Facebook recently released statistics that revolves around abusive behaviour on its social media platform, deleting more than 22 million posts for violating its rules against pornography and hate speech.
Many of these posts were detected by automated systems monitoring users' activity, in line with CEO Mark Zuckerberg's statement to US Congress that his company would use artificial intelligence to identify social media posts that might violate the company's policies.
The task of detecting abusive posts and comments on social media is not entirely technological. Even Facebook's human moderators have trouble to define what is classified as hate speech, inconsistently applying the company's guidelines and even reversing their decisions (especially when they made headlines).
There are even more complications that can come to the foreground, for instance, what if attackers try to use the machine learning system against itself – tainting the data and the algorithms to learn from to influence the result. There is a phenomenon called "Google Bombing", in which people create websites and construct sequences of web links in an effort that will affect the results of Google's search algorithms. A similar "data poisoning" attack could limit Facebook's effort to identify hate speech.
How to trick these machines into learning?
Machine learning, which is a form of artificial intelligence, has proven to be very useful in detecting many kinds of fraud and abuse, including email spam, phishing spam, credit card fraud and fake product reviews.
It works best when there are large amounts of data in which to identify patterns that can reliably separate normal, benign behaviour from malicious activity. For example, if people use their email systems to report as spam large numbers of messages that contain the words "urgent", “investment” and “payment,” then a machine learning algorithm will be more likely to label as spam future messages including those words.
Detecting abusive posts and comments on social media is a similar problem: An algorithm would look for text patterns that are correlated with abusive or nonabusive behaviour. This is much faster than reading each comment, more flexible than simply performing keyword searches for slurs, and more proactive than waiting for complaints.

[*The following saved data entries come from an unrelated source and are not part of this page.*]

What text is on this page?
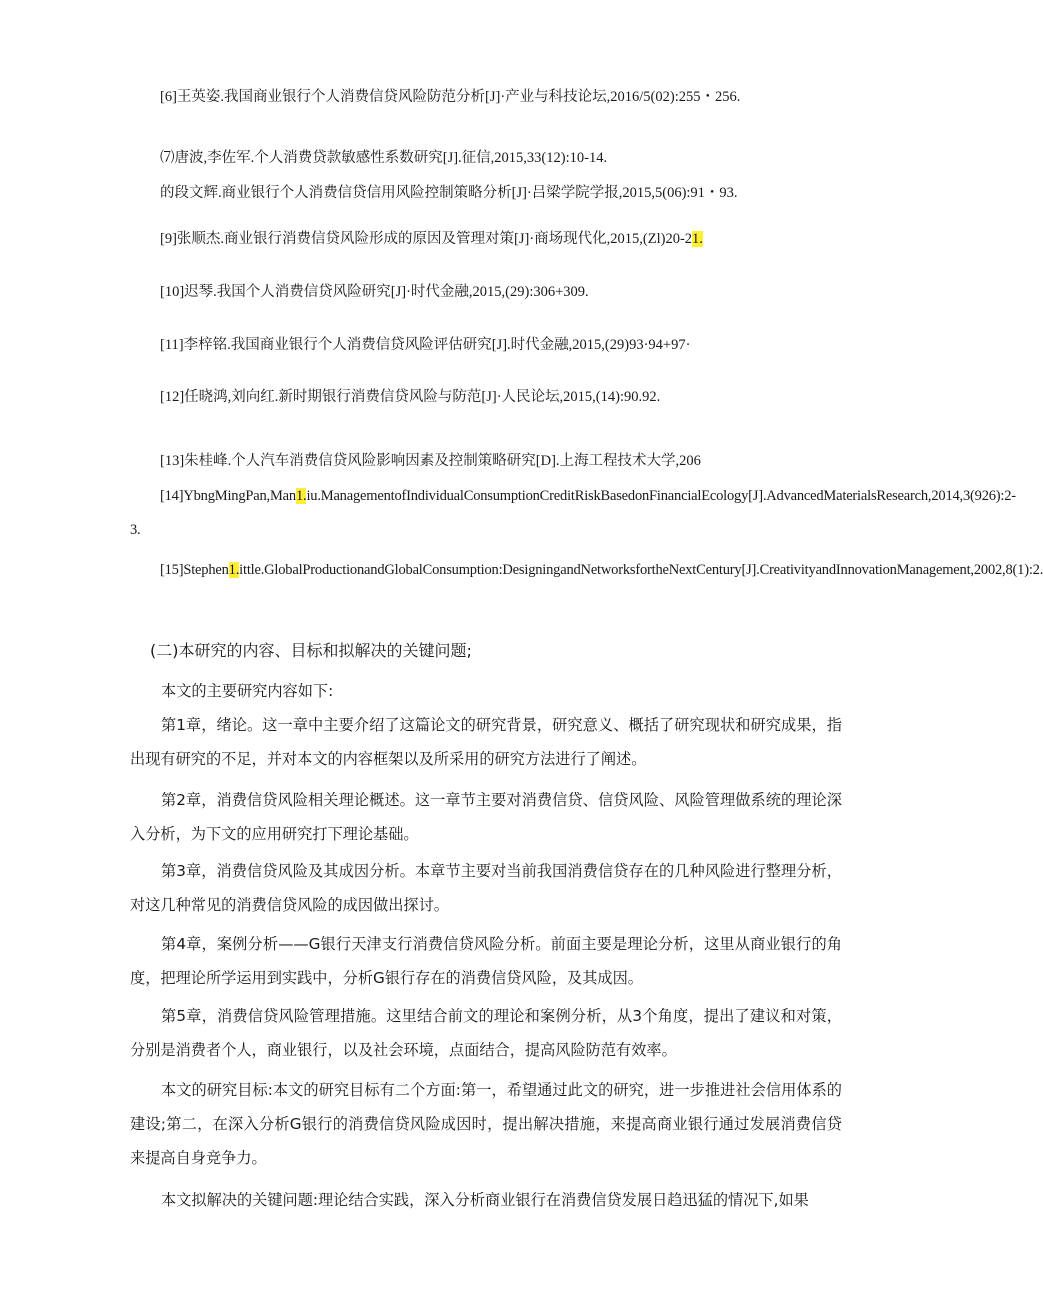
[6]王英姿.我国商业银行个人消费信贷风险防范分析[J]·产业与科技论坛,2016/5(02):255・256.
⑺唐波,李佐军.个人消费贷款敏感性系数研究[J].征信,2015,33(12):10-14.
的段文辉.商业银行个人消费信贷信用风险控制策略分析[J]·吕梁学院学报,2015,5(06):91・93.
[9]张顺杰.商业银行消费信贷风险形成的原因及管理对策[J]·商场现代化,2015,(Zl)20-21.
[10]迟琴.我国个人消费信贷风险研究[J]·时代金融,2015,(29):306+309.
[11]李梓铭.我国商业银行个人消费信贷风险评估研究[J].时代金融,2015,(29)93·94+97·
[12]任晓鸿,刘向红.新时期银行消费信贷风险与防范[J]·人民论坛,2015,(14):90.92.
[13]朱桂峰.个人汽车消费信贷风险影响因素及控制策略研究[D].上海工程技术大学,206
[14]YbngMingPan,Man1.iu.ManagementofIndividualConsumptionCreditRiskBasedonFinancialEcology[J].AdvancedMaterialsResearch,2014,3(926):2-3.
[15]Stephen1.ittle.GlobalProductionandGlobalConsumption:DesigningandNetworksfortheNextCentury[J].CreativityandInnovationManagement,2002,8(1):2.
(二)本研究的内容、目标和拟解决的关键问题;
本文的主要研究内容如下:
第1章，绪论。这一章中主要介绍了这篇论文的研究背景，研究意义、概括了研究现状和研究成果，指出现有研究的不足，并对本文的内容框架以及所采用的研究方法进行了阐述。
第2章，消费信贷风险相关理论概述。这一章节主要对消费信贷、信贷风险、风险管理做系统的理论深入分析，为下文的应用研究打下理论基础。
第3章，消费信贷风险及其成因分析。本章节主要对当前我国消费信贷存在的几种风险进行整理分析，对这几种常见的消费信贷风险的成因做出探讨。
第4章，案例分析——G银行天津支行消费信贷风险分析。前面主要是理论分析，这里从商业银行的角度，把理论所学运用到实践中，分析G银行存在的消费信贷风险，及其成因。
第5章，消费信贷风险管理措施。这里结合前文的理论和案例分析，从3个角度，提出了建议和对策，分别是消费者个人，商业银行，以及社会环境，点面结合，提高风险防范有效率。
本文的研究目标:本文的研究目标有二个方面:第一，希望通过此文的研究，进一步推进社会信用体系的建设;第二，在深入分析G银行的消费信贷风险成因时，提出解决措施，来提高商业银行通过发展消费信贷来提高自身竞争力。
本文拟解决的关键问题:理论结合实践，深入分析商业银行在消费信贷发展日趋迅猛的情况下,如果
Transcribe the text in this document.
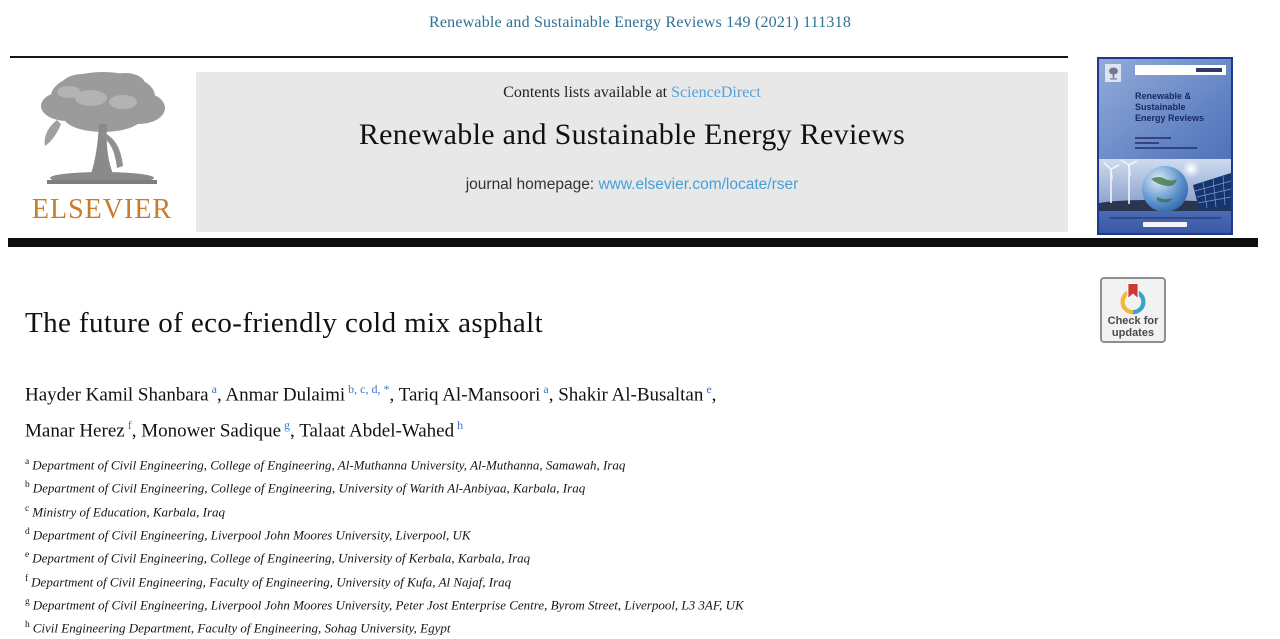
Renewable and Sustainable Energy Reviews 149 (2021) 111318
ELSEVIER
Contents lists available at ScienceDirect
Renewable and Sustainable Energy Reviews
journal homepage: www.elsevier.com/locate/rser
Renewable &
Sustainable
Energy Reviews
The future of eco-friendly cold mix asphalt	Check for
updates
Hayder Kamil Shanbara $^a$, Anmar Dulaimi $^{b, c, d, *}$, Tariq Al-Mansoori $^a$, Shakir Al-Busaltan $^e$,
Manar Herez $^f$, Monower Sadique $^g$, Talaat Abdel-Wahed $^h$
$^a$ Department of Civil Engineering, College of Engineering, Al-Muthanna University, Al-Muthanna, Samawah, Iraq
$^b$ Department of Civil Engineering, College of Engineering, University of Warith Al-Anbiyaa, Karbala, Iraq
$^c$ Ministry of Education, Karbala, Iraq
$^d$ Department of Civil Engineering, Liverpool John Moores University, Liverpool, UK
$^e$ Department of Civil Engineering, College of Engineering, University of Kerbala, Karbala, Iraq
$^f$ Department of Civil Engineering, Faculty of Engineering, University of Kufa, Al Najaf, Iraq
$^g$ Department of Civil Engineering, Liverpool John Moores University, Peter Jost Enterprise Centre, Byrom Street, Liverpool, L3 3AF, UK
$^h$ Civil Engineering Department, Faculty of Engineering, Sohag University, Egypt
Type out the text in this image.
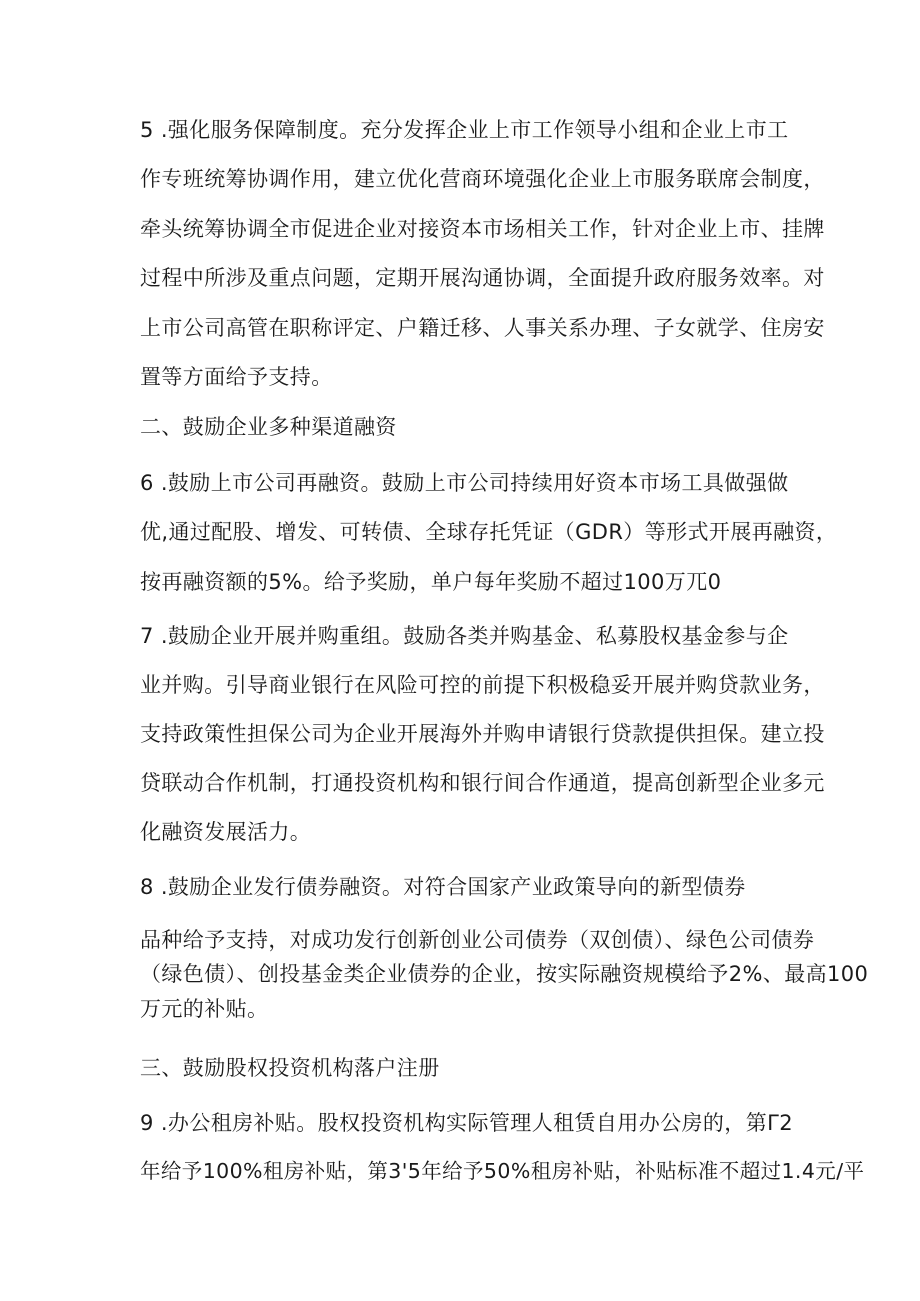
5 .强化服务保障制度。充分发挥企业上市工作领导小组和企业上市工
作专班统筹协调作用，建立优化营商环境强化企业上市服务联席会制度，
牵头统筹协调全市促进企业对接资本市场相关工作，针对企业上市、挂牌
过程中所涉及重点问题，定期开展沟通协调，全面提升政府服务效率。对
上市公司高管在职称评定、户籍迁移、人事关系办理、子女就学、住房安
置等方面给予支持。
二、鼓励企业多种渠道融资
6 .鼓励上市公司再融资。鼓励上市公司持续用好资本市场工具做强做
优,通过配股、增发、可转债、全球存托凭证（GDR）等形式开展再融资，
按再融资额的5%。给予奖励，单户每年奖励不超过100万兀0
7 .鼓励企业开展并购重组。鼓励各类并购基金、私募股权基金参与企
业并购。引导商业银行在风险可控的前提下积极稳妥开展并购贷款业务，
支持政策性担保公司为企业开展海外并购申请银行贷款提供担保。建立投
贷联动合作机制，打通投资机构和银行间合作通道，提高创新型企业多元
化融资发展活力。
8 .鼓励企业发行债券融资。对符合国家产业政策导向的新型债券
品种给予支持，对成功发行创新创业公司债券（双创债）、绿色公司债券
（绿色债）、创投基金类企业债券的企业，按实际融资规模给予2%、最高100
万元的补贴。
三、鼓励股权投资机构落户注册
9 .办公租房补贴。股权投资机构实际管理人租赁自用办公房的，第Γ2
年给予100%租房补贴，第3'5年给予50%租房补贴，补贴标准不超过1.4元/平
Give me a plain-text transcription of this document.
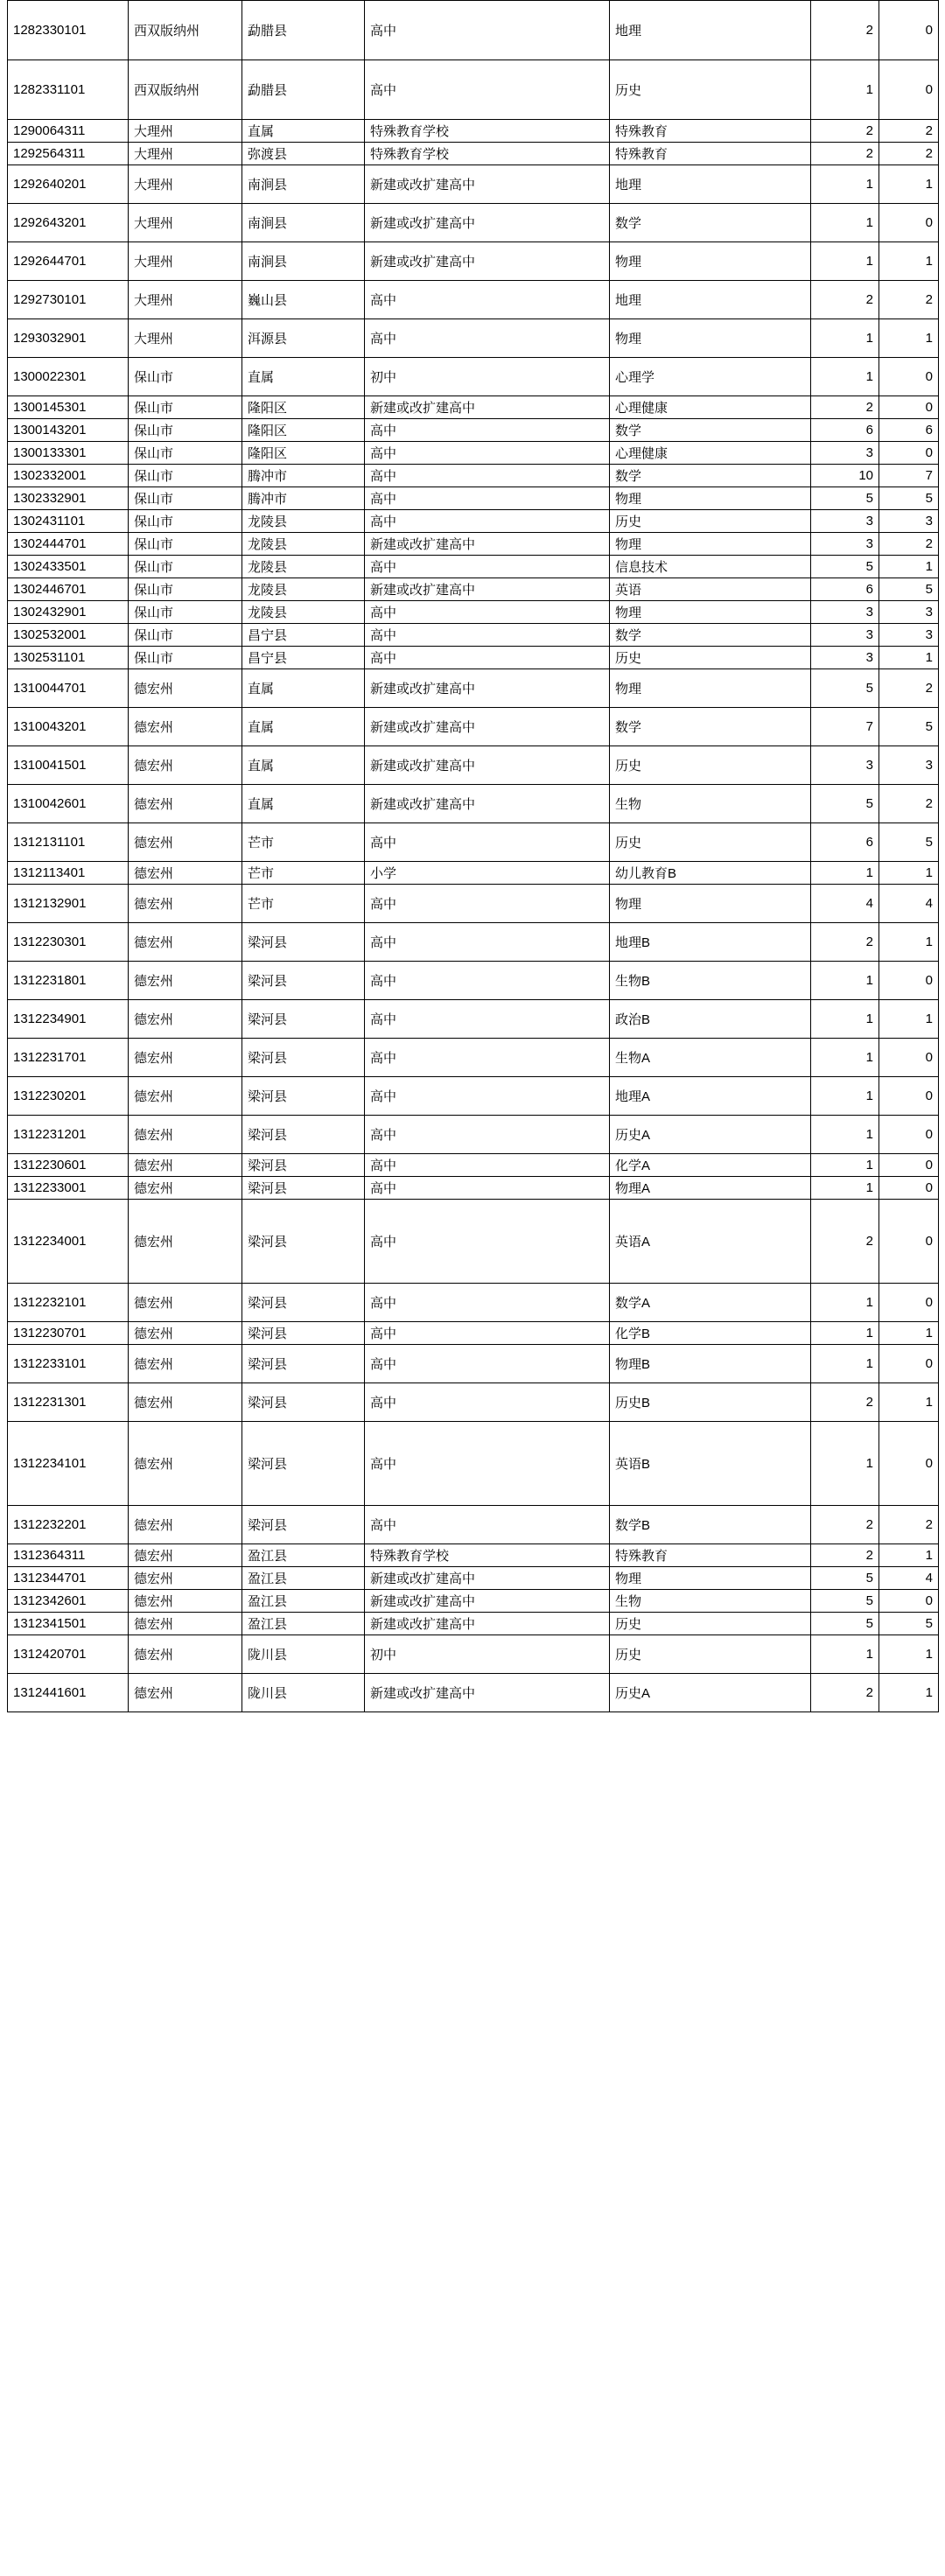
1282330101	西双版纳州	勐腊县	高中	地理	2	0
1282331101	西双版纳州	勐腊县	高中	历史	1	0
1290064311	大理州	直属	特殊教育学校	特殊教育	2	2
1292564311	大理州	弥渡县	特殊教育学校	特殊教育	2	2
1292640201	大理州	南涧县	新建或改扩建高中	地理	1	1
1292643201	大理州	南涧县	新建或改扩建高中	数学	1	0
1292644701	大理州	南涧县	新建或改扩建高中	物理	1	1
1292730101	大理州	巍山县	高中	地理	2	2
1293032901	大理州	洱源县	高中	物理	1	1
1300022301	保山市	直属	初中	心理学	1	0
1300145301	保山市	隆阳区	新建或改扩建高中	心理健康	2	0
1300143201	保山市	隆阳区	高中	数学	6	6
1300133301	保山市	隆阳区	高中	心理健康	3	0
1302332001	保山市	腾冲市	高中	数学	10	7
1302332901	保山市	腾冲市	高中	物理	5	5
1302431101	保山市	龙陵县	高中	历史	3	3
1302444701	保山市	龙陵县	新建或改扩建高中	物理	3	2
1302433501	保山市	龙陵县	高中	信息技术	5	1
1302446701	保山市	龙陵县	新建或改扩建高中	英语	6	5
1302432901	保山市	龙陵县	高中	物理	3	3
1302532001	保山市	昌宁县	高中	数学	3	3
1302531101	保山市	昌宁县	高中	历史	3	1
1310044701	德宏州	直属	新建或改扩建高中	物理	5	2
1310043201	德宏州	直属	新建或改扩建高中	数学	7	5
1310041501	德宏州	直属	新建或改扩建高中	历史	3	3
1310042601	德宏州	直属	新建或改扩建高中	生物	5	2
1312131101	德宏州	芒市	高中	历史	6	5
1312113401	德宏州	芒市	小学	幼儿教育B	1	1
1312132901	德宏州	芒市	高中	物理	4	4
1312230301	德宏州	梁河县	高中	地理B	2	1
1312231801	德宏州	梁河县	高中	生物B	1	0
1312234901	德宏州	梁河县	高中	政治B	1	1
1312231701	德宏州	梁河县	高中	生物A	1	0
1312230201	德宏州	梁河县	高中	地理A	1	0
1312231201	德宏州	梁河县	高中	历史A	1	0
1312230601	德宏州	梁河县	高中	化学A	1	0
1312233001	德宏州	梁河县	高中	物理A	1	0
1312234001	德宏州	梁河县	高中	英语A	2	0
1312232101	德宏州	梁河县	高中	数学A	1	0
1312230701	德宏州	梁河县	高中	化学B	1	1
1312233101	德宏州	梁河县	高中	物理B	1	0
1312231301	德宏州	梁河县	高中	历史B	2	1
1312234101	德宏州	梁河县	高中	英语B	1	0
1312232201	德宏州	梁河县	高中	数学B	2	2
1312364311	德宏州	盈江县	特殊教育学校	特殊教育	2	1
1312344701	德宏州	盈江县	新建或改扩建高中	物理	5	4
1312342601	德宏州	盈江县	新建或改扩建高中	生物	5	0
1312341501	德宏州	盈江县	新建或改扩建高中	历史	5	5
1312420701	德宏州	陇川县	初中	历史	1	1
1312441601	德宏州	陇川县	新建或改扩建高中	历史A	2	1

In addition to the text itself, there are often clues from context, including the user who posted the content and their other actions on the platforms. A verified Twitter account with a million followers would likely be treated differently than a newly created account with no followers.
But as those algorithms are developed, abusers adapt, changing their patterns of behaviour to avoid detection. Since the dawn of letter substitution in email spam, every new medium has spawned its own version: People buy Twitter followers, favourable Amazon reviews, as well as Facebook Likes, all to fool algorithms and other humans into thinking they're more reputable.
As a result, a big piece of detecting abuse involves creating a stable definition of what is a problem, even as the actual text expressing the abuse changes. This presents an opportunity for artificial intelligence to effectively enter an arms race against itself. If an AI system is possible of detecting what a possible attacker might do, it could be adapted to simulate performing that behaviour.
Another AI system could analyse those actions, learning to detect abusers' efforts to sneak hate speech past the automated filters. Once both the attackers and defenders can be simulated, game theory can identify their best strategies in this competition.
Abusers don't just have to change their own behaviour, by substituting different characters for letters or using words or symbols in coded ways, they can also change the machine learning system itself.
Due to the algorithms that are trained on data that are generated by humans, if enough people change their behaviour in particular ways, the system will learn a different lesson than its creators intended. In 2016, for instance, Microsoft unveiled "Tay", a Twitter bot that was supposed to engage a meaningful conversation with other Twitter users. Instead, trolls fooled the bot with hateful and abusive messages. As the bot analysed that text, it began to reply in kind and was quickly shut down.
However, no machine learning system will ever be perfect. Like humans, computers should be used as part of a larger effort to fight abuse. Even email spam, a major success for machine learning, relies on more than just a good algorithm.